Remarquable château ou pour être plus précis, Palais forteresse, le plus complet des châteaux « Clémentins ». Parfaitement entretenu par les propriétaires (la même famille depuis 700 ans…), des campagnes de restauration ont d’ailleurs régulièrement lieu. Vraiment un lieu incontournable de la région !

Le site du Château Vieux de Roquetaillade était déjà connu du temps des Gaulois. C’est un lieu de défense naturel situé sur un piton au milieu du paysage riant du Bazadais. On a trouvé dans les fossés des silex taillés qui témoignent de la présence des premiers habitants de la contrée. Une vieille tradition locale veut que Charlemagne soit passé par Roquetaillade et y ait construit des fortifications. D’ailleurs tout le site baigne dans la légende depuis l’origine des temps: tradition de guérisons miraculeuses, existence d’un trésor caché, grottes préhistoriques sous le château, souterrains dont personne ne sait trop où ils vont.

Du château vieux du XIIe siècle au Château Neuf du XIVe siècle

Entre le XIIe siècle et début du XIVe siècle se constitua peu à peu sur ce site le Château Vieux, ensemble composite dont subsistent notamment le donjon, la tour-porte et les grandes salles. Très vite l’histoire de Roquetaillade se confond avec l’histoire de l’Aquitaine. En 1152, Eléonore d’Aquitaine épouse en secondes noces, le jeune Henry Il Plantagenêt, lui apportant en dot les terres d’Aquitaine qui deviennent ainsi possession de la couronne d’Angleterre. C’est une époque de commerce florissant entre l’Aquitaine et l’Angleterre. Les Français exportent du vin, les Anglais l’art des fortifications… Ces nouvelles techniques venues d’Angleterre vont permettre au Cardinal de la Mothe, au début du XIVe siècle, de faire construire le Château Neuf. Le cardinal était le neveu du pape Clément V, premier pape français à résider en Avignon. Clément V était né à Villandraut où il se fit construire un palais-forteresse. Cinq de ses neveux firent d’ailleurs eux aussi bâtir dans le voisinage des châteaux, qu’on appelle les cinq châteaux clémentins.

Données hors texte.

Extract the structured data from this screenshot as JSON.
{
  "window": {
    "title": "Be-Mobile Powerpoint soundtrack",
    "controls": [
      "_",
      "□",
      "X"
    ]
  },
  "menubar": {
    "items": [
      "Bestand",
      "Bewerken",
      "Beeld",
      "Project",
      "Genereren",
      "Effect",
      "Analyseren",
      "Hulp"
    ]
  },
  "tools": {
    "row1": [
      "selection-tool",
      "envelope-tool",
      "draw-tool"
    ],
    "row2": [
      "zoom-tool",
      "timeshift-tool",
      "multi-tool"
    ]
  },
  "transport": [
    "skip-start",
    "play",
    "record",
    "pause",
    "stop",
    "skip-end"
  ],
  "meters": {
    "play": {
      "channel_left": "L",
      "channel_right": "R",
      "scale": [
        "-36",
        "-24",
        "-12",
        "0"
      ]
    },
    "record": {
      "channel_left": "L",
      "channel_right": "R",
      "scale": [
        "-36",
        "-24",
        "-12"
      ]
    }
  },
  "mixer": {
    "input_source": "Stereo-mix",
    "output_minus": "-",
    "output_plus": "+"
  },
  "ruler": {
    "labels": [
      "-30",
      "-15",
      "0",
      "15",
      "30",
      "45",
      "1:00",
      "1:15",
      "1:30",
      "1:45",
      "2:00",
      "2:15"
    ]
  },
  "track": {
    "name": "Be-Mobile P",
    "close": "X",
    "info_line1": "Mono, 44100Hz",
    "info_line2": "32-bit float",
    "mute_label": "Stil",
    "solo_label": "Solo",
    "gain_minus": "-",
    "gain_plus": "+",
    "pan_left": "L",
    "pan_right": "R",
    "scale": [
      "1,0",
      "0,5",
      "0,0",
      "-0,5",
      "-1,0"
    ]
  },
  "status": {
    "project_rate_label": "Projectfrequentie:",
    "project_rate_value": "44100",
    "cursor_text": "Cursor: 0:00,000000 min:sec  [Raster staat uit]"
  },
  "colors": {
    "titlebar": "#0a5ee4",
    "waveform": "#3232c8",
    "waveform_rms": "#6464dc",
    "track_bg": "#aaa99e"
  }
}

Le Château Neuf, contrairement au Château Vieux, est conçu comme un tout. Ses dimensions plus ramassées permettent de le défendre à partir de l’énorme donjon central qui domine l’ensemble. Cette présence d’un donjon central fait de Roquetaillade un exemple uni que dans l’architecture de la région. Tout est bâti en pierre dure. Encore maintenant, on constate que les murs sont parfaitement d’aplomb, sans aucun affaissement. Les voûtes sont dans un état parfait de conservation. Si le cardinal de la Mothe revenait aujourd’hui, il retrouverait son oeuvre à peu près telle qu’elle est sortie, au XIVe siècle, des mains des bâtisseurs.

Ce palais-forteresse d’un nouveau genre était ainsi nommé parce qu’il pouvait servir à la fois de résidence pour le seigneur et de bâtiment défensif. Les archives du château ont brûlé, mais grâce aux archives de la Gironde, on peut assez facilement reconstituer ce qu’était la vie à Roquetaillade. Le château-fort était le centre de toute une agglomération (village, fermes, chapelle), dont les habitants pouvaient se replier dans les murs de la forteresse en cas d’attaque.

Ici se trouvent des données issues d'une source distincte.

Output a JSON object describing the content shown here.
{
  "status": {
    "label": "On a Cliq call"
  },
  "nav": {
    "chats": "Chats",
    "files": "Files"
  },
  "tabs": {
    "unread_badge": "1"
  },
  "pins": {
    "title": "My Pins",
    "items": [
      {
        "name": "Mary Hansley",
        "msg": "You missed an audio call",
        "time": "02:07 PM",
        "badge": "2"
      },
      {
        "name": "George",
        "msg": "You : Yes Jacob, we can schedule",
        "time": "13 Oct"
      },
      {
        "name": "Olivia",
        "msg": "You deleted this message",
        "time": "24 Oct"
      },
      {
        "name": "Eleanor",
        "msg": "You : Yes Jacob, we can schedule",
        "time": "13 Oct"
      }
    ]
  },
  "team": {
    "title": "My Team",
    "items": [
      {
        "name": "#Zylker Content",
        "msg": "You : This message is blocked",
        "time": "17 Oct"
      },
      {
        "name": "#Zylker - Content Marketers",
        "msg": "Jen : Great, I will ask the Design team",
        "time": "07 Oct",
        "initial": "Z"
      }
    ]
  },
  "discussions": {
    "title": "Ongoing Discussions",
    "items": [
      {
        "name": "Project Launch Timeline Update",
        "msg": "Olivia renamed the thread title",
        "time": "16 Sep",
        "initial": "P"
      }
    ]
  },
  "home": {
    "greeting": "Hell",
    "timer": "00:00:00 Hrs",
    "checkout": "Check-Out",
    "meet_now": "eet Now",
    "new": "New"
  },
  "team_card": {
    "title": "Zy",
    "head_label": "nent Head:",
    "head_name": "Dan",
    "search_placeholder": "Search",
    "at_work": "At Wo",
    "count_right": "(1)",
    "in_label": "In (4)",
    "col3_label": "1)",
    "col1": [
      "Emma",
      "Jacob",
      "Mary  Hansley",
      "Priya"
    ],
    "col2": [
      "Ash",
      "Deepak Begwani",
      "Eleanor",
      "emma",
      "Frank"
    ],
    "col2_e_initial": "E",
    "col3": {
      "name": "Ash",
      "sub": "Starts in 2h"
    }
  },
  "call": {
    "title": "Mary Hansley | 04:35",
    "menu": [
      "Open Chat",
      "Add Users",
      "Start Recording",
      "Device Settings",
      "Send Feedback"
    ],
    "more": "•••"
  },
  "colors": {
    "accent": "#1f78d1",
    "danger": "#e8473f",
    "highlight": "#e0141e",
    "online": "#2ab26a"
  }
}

En effet, dans la société féodale, si le seigneur avait des droits sur les vassaux et serfs, en revanche il avait aussi le devoir d’exercer la justice et de les protéger en cas d’attaque, ce qui se produira fréquemment pendant la Guerre de Cent Ans (1337-1453). La guerre et la chasse étaient les principales activités des seigneurs. Même en temps de paix, ils ne perdaient jamais une occasion de lancer des expéditions de rapine contre leurs voisins, alimentant ainsi une multitude de conflits locaux. ils devenaient même pillards à l’occasion. Ainsi en 1243, Gaillard de la Mothe et quelques comparses s’emparent du bétail circulant sur les chemins publics, au point qu’un mandat d’amener est lancé contre lui.

Si le Château Vieux peut sembler assez modeste comparé au Château Neuf, il n’en reste pas moins que les deux bâtiments sont complémentaires et offrent un parfait exemple des progrès accomplis dans l’art de la fortification au cours des XIIIe et XIVe siècles.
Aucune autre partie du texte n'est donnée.